Saat ini, banyak argumentasi, negara akan akan selalu hadir ketika ada bencana besar. Jika tidak, maka rakyat jauh dari negara. Ketika kebijakan BBM naik, privatisasi perusahaan negara, yang merupakan agenda neoliberalisme, serta praktik KKN dalam birokrasi dan parlemen, rakyat tentu saja mengalami bencana, karena dampak dari itu semua adalah kemelaratan. Sementara di sisi lain, upah bagi kelompok buruh tidak mengalami perubahan.

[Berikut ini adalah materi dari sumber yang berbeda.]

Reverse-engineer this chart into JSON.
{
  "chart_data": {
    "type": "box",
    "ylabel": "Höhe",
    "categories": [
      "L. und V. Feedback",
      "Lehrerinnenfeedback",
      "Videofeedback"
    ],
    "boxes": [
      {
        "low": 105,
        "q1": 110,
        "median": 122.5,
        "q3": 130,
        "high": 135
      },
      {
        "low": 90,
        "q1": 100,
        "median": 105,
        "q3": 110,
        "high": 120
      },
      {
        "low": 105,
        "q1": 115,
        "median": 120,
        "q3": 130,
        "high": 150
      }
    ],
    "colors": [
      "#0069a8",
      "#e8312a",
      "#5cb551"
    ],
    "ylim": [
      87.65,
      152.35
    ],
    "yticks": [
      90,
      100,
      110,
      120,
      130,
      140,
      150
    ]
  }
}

Gerakan dari bawah tidak bermaksud pengambilalihan fungsi formal yang dijalan oleh lembaga perwakilan ketika lembaga itu beku. Namun gerakan dari bawah merupakan suatu warisan sejarah bagi rakyat yang harus dilakukannya. Ada dua hal penting yang dilakukan oleh jalur ini,

1) ketika elit politik “mati” dalam melakukan inisiasi dalam melakukan perubahan. KKN, Birokrasi Omnipotent, kapitalisasi dan tidak mengagendakan demokrasi secara substantif maka gerakan dari bawah akan menggunakan hak inisiasinya melakukan “mendemokratisasikan negara”. Karena dampak dari anomali demokratisasi dari atas ini akan mempersulit bagi kelangsungan konsolidasi demokrasi dan bahkan mengancam untuk kembali ke otoritarianisme.

2) Merebut posisi negara ketika inisiatif elit itu terus melakukan penyimpangan atau tekanan dari bawah tidak mengalami efek bagi pejabat negara. Tentu saja melalui politik election yang demokratis.